Numpy.unique on 3d array with axis=2 but not working as expected


Consider the following code, when axis=2, it should remove the duplicate of [1 1] to [1], but not. I wonder why it doesn't do unique operation on the 3rd axis.

arr = np.array([[[1,1], [1,1], [1,1]],
         [[7,1], [10,1], [10,1]],
         [[1,1], [1,1], [1,1]]])

print(np.unique(arr, axis=0))
print("----------------")
print(np.unique(arr, axis=1))
print("----------------")
print(np.unique(arr, axis=2))

I tried with many other examples, and it still not working on the 3rd axis.


Solution

  • Note this from the documentation (citing help(np.unique)):

    The axis to operate on. If None, ar will be flattened. If an integer, the subarrays indexed by the given axis will be flattened and treated as the elements of a 1-D array with the dimension of the given axis […]

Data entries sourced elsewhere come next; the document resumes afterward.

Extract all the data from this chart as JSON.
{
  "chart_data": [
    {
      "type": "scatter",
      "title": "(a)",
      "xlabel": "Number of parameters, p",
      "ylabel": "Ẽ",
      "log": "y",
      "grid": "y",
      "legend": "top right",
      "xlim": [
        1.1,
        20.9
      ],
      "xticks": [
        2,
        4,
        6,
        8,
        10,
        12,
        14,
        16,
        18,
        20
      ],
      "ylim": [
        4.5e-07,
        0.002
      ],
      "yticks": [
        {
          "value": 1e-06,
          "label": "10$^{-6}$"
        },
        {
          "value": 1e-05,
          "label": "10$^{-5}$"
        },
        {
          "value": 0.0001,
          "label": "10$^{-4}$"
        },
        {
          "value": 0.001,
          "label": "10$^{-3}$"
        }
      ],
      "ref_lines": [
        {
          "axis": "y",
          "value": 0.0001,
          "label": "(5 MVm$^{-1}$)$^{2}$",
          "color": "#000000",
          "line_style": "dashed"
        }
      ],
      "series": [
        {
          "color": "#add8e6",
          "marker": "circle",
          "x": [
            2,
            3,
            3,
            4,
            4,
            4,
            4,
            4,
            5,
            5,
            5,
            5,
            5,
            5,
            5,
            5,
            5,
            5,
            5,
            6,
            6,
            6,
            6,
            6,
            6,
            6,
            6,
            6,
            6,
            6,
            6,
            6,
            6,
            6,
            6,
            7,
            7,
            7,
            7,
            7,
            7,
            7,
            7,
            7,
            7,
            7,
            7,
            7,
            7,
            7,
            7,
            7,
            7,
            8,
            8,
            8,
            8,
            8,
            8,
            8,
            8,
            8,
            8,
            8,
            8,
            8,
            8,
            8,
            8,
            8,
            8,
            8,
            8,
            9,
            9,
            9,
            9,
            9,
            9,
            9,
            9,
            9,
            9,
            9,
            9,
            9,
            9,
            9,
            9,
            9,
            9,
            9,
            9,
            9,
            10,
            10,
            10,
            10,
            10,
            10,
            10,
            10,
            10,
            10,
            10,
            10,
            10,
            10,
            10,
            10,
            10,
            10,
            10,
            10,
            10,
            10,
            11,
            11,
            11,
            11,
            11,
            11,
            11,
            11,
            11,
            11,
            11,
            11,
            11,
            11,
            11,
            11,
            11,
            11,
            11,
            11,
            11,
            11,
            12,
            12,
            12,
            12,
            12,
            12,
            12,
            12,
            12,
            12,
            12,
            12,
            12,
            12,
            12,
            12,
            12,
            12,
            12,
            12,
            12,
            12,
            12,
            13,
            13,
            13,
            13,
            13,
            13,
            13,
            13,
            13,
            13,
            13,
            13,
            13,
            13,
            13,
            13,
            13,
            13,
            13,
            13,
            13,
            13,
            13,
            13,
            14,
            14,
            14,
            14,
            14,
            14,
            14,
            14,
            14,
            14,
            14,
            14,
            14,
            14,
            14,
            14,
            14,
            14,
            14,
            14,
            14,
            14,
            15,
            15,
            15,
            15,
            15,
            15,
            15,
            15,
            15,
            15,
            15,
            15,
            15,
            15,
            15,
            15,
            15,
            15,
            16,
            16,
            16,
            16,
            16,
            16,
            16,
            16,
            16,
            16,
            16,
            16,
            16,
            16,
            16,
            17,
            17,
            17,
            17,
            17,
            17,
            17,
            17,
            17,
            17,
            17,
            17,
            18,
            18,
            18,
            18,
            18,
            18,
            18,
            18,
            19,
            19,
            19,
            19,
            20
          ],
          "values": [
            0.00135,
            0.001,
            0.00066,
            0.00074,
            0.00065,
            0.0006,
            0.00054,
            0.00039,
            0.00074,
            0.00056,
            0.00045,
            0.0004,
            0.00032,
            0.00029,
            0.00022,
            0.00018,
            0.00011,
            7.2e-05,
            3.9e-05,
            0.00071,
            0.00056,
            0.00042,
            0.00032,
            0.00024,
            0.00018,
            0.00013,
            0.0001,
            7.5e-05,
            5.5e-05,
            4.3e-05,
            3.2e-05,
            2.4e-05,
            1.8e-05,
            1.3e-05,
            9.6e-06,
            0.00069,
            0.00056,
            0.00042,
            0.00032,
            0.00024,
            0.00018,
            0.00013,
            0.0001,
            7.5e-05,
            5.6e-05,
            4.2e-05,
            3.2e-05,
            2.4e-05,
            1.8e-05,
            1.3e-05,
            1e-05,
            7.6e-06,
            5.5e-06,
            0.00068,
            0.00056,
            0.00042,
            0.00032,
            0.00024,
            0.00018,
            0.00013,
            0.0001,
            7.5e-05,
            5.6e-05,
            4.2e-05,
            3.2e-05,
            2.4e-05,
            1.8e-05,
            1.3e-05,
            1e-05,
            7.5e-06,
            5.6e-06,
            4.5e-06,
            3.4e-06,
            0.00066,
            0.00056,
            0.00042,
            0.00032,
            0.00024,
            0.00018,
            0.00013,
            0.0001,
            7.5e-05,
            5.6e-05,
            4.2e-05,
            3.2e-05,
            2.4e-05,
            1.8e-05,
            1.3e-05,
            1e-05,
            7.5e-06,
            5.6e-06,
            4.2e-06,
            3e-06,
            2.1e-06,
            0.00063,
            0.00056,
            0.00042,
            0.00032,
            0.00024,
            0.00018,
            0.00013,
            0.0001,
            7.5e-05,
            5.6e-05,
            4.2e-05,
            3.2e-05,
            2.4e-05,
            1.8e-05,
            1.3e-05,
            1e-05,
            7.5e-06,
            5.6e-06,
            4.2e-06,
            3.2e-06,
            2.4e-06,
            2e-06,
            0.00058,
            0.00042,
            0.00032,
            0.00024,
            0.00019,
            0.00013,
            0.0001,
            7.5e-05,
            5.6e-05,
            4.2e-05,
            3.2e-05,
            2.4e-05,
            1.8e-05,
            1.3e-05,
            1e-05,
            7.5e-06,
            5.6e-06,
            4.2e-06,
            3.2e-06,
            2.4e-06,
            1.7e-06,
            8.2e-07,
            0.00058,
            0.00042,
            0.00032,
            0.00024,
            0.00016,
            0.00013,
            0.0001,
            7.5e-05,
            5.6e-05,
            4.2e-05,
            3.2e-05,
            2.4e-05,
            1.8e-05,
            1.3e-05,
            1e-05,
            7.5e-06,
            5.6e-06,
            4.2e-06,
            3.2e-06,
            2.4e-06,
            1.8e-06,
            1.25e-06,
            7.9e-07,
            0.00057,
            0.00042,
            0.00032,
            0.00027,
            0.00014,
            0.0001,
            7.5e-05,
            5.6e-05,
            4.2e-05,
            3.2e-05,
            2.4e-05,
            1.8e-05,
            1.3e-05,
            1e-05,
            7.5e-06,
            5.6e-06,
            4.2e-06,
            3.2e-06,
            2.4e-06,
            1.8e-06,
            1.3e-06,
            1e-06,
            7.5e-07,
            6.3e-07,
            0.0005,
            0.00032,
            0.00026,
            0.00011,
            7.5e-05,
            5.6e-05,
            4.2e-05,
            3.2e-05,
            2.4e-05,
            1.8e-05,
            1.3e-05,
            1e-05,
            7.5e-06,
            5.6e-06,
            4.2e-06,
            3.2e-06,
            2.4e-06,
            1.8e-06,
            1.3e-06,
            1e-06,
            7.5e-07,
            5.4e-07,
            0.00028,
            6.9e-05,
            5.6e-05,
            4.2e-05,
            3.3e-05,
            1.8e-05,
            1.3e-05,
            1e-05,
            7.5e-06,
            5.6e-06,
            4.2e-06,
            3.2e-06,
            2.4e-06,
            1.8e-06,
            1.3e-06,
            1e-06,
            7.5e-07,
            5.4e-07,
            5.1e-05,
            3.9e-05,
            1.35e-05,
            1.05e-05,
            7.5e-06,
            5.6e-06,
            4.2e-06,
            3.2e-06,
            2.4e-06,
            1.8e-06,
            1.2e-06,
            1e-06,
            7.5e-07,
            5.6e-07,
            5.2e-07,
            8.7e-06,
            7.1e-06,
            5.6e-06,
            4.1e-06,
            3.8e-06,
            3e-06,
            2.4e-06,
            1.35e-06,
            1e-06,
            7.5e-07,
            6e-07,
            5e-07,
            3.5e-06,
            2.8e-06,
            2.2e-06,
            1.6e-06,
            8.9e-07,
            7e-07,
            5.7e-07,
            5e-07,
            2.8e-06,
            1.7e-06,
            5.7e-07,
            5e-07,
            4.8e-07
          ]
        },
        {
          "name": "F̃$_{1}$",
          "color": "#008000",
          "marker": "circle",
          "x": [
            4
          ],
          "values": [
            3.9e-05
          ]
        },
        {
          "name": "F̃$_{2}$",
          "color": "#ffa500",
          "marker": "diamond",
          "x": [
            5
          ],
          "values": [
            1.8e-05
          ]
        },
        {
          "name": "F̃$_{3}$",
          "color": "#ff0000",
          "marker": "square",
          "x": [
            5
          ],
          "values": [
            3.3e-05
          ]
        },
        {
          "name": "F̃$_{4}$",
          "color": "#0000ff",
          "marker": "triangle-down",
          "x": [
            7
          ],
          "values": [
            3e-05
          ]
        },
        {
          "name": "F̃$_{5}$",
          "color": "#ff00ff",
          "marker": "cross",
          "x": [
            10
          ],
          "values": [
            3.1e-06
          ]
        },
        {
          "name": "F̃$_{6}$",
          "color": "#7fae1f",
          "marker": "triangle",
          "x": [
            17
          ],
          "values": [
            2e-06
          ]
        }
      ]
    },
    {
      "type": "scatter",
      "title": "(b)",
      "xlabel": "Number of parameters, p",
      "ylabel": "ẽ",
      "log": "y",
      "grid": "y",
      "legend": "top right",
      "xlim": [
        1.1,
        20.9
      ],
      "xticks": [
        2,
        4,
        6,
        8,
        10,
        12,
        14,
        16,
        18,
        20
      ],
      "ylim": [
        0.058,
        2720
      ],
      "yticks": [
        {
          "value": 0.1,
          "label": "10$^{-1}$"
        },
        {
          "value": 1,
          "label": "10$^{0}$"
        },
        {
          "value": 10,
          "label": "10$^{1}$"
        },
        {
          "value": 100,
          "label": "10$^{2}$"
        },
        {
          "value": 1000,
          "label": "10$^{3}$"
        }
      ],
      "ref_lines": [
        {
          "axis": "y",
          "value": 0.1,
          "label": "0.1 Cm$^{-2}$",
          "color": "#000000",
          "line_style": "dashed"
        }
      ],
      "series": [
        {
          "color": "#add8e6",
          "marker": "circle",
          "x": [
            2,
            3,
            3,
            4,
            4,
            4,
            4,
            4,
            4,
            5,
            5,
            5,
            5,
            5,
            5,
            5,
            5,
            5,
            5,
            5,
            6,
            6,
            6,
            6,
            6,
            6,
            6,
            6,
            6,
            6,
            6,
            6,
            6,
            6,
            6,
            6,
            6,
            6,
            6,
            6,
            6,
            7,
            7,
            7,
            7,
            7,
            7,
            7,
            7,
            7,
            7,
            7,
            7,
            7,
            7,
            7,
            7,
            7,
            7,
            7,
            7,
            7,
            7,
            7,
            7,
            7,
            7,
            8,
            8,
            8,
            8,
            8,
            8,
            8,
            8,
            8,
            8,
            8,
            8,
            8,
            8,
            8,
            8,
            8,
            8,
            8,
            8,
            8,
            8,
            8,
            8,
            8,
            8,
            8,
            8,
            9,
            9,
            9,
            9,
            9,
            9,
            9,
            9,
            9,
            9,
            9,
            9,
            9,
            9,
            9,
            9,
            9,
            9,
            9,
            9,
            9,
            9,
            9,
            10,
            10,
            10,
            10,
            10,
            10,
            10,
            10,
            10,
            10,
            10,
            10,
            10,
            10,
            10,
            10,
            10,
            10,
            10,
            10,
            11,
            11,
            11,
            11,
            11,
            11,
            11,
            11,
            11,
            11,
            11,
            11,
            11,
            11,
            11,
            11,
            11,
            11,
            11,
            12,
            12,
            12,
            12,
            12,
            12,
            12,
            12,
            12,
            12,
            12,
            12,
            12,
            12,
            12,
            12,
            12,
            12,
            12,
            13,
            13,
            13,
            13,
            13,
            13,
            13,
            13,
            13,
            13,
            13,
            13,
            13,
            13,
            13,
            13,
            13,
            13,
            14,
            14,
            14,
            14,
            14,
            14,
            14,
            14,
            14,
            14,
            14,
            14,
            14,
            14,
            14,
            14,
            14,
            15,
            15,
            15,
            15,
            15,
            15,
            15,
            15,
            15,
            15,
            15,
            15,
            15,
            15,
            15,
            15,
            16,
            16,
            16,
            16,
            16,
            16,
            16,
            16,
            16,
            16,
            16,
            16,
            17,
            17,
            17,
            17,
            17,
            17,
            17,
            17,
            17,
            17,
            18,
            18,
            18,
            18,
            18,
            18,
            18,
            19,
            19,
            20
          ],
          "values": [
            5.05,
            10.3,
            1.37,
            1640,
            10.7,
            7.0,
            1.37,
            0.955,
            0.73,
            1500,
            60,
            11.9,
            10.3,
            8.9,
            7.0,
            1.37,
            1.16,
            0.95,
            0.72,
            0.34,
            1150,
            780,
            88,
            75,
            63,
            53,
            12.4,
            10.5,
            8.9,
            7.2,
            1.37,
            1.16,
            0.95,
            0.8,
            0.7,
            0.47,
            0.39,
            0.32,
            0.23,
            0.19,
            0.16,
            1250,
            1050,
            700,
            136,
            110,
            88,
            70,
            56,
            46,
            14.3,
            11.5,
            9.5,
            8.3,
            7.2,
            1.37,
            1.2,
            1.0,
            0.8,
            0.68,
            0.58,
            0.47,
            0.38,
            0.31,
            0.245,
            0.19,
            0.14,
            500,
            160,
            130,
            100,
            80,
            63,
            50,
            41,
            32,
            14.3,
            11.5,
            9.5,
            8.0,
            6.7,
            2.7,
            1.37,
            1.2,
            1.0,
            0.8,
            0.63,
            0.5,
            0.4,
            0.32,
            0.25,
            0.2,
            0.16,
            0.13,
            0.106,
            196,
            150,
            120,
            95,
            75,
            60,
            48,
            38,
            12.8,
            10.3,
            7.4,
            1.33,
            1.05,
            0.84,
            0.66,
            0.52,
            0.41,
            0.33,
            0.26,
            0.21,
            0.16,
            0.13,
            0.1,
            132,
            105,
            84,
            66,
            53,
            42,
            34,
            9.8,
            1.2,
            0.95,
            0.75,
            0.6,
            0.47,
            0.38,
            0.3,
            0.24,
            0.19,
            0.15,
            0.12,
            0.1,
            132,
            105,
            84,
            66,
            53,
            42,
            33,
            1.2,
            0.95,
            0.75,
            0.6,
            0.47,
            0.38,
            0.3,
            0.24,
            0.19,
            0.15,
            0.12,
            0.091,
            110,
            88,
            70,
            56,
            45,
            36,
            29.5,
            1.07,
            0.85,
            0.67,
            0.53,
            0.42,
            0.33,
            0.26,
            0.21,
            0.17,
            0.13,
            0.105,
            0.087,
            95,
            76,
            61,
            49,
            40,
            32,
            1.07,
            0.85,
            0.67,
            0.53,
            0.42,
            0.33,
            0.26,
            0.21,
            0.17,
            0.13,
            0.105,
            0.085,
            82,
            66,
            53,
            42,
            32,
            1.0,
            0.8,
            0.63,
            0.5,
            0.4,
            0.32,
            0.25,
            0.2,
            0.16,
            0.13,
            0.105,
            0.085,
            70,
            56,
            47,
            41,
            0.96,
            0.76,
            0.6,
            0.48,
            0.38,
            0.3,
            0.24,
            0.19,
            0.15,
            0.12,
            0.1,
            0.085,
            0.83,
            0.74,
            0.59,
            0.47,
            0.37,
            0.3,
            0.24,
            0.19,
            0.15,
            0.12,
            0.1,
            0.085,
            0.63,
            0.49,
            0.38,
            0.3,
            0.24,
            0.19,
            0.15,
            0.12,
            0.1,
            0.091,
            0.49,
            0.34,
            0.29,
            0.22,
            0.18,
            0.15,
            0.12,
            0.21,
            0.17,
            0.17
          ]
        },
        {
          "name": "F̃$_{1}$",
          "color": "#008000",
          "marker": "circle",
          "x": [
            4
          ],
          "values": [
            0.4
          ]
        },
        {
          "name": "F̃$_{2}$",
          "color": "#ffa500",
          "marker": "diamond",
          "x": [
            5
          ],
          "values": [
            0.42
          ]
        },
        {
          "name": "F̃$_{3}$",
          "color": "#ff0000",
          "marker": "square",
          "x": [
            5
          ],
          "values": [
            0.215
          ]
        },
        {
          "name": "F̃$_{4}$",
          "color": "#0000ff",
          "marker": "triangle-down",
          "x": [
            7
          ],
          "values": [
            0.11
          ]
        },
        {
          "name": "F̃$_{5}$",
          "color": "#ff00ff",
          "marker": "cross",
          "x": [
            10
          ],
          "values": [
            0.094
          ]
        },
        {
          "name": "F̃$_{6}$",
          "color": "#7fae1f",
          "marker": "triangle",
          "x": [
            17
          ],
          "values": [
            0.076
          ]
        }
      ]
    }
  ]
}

    When an axis is specified the subarrays indexed by the axis are sorted. […] The result is that the flattened subarrays are sorted in lexicographic order starting with the first element.

    So in your case it will try to sort and compare the sub-arrays arr[:, :, 0].flatten() which is [ 1, 1, 1, 7, 10, 10, 1, 1, 1] with arr[:, :, 1].flatten() which is [1, 1, 1, 1, 1, 1, 1, 1, 1].

    These are obviously not the same so no change is made except that the second is sorted before the first in a lexicographical comparison.

    I assume what you wanted it to do is getting rid of the duplicate [1, 1] entries. However, np.unique cannot really work that way because these are arrays not lists. That behavior would result in different number of entries in arr[0] compared to arr[1] and that obviously cannot work.